Há uma campanha para incentivar a doação de órgãos para transplantes. Ela é nacional e este jornal tem dado a sua colaboração, divulgando o assunto e orientando os leitores. Não obstante, há um enorme déficit de órgãos para transplantes e um imenso contingente de pessoas necessitando desesperadamente desse socorro, sob pena de morrerem ou ficarem anos e anos no purgatório da hemodiálise ou na escuridão da cegueira.
De cada oito pessoas que morrem no Brasil, em condições de doarem, apenas de uma se busca fazer transplantes que salvam vidas. O problema é de preconceitos. E preconceitos estultos, falta de comunicação e de iniciativa das famílias das pessoas falecidas. O preconceito prende-se principalmente à idéia, já sobejamente desmentida pela ciência, de que a morte ocorre quando o coração pára de funcionar. Uma idéia tão absurda quanto aquela que atribui àquele órgão o amor, o ódio e tantos outros sentimentos. A morte é morte quando cerebral. Se pára o cérebro, há um cadáver, não importa se este ou aquele órgão continua, ainda, por algum tempo funcionando. E esse funcionamento, às vezes por curtíssimo espaço de tempo, é normal e necessário para que se faça a sua retirada e aproveitamento, no transplante, com sucesso. O doador nada sente, pois está morto.

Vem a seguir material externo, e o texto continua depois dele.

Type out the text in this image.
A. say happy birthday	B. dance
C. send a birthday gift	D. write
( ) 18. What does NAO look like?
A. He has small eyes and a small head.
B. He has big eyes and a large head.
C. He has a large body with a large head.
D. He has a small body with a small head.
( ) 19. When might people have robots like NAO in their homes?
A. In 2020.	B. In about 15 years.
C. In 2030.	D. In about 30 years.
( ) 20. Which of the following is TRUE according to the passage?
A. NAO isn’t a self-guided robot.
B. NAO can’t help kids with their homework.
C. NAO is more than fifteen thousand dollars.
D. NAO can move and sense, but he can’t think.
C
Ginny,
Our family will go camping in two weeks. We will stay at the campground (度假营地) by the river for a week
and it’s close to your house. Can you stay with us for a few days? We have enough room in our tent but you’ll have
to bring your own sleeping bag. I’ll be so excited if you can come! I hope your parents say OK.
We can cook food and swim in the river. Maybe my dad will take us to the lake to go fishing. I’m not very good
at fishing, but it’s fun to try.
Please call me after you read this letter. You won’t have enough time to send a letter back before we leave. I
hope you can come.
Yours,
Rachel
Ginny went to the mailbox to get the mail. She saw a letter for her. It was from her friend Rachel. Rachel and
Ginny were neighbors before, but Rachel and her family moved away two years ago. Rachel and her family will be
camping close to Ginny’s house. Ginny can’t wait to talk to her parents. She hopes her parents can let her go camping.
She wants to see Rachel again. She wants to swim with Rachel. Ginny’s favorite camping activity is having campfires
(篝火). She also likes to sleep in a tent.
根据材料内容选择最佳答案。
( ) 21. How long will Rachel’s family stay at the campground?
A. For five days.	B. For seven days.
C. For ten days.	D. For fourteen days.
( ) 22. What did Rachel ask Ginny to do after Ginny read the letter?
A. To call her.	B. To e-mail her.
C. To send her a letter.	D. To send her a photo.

É intrigante imaginar que num país como o nosso e no mundo atual, quando muita gente opta pela incineração dos corpos porque mais prático e higiênico, neguem a doação de órgãos dos falecidos. Se vão virar cinzas ou alimento para vermes, sob a terra, por que não sobreviverem através de órgãos que continuarão funcionando em outras pessoas, salvando vidas preciosas, a visão de cegos e sofrimentos infindáveis dos que aguardam nas filas a doação por pessoas vivas ou o aproveitamento de órgãos de cadáveres?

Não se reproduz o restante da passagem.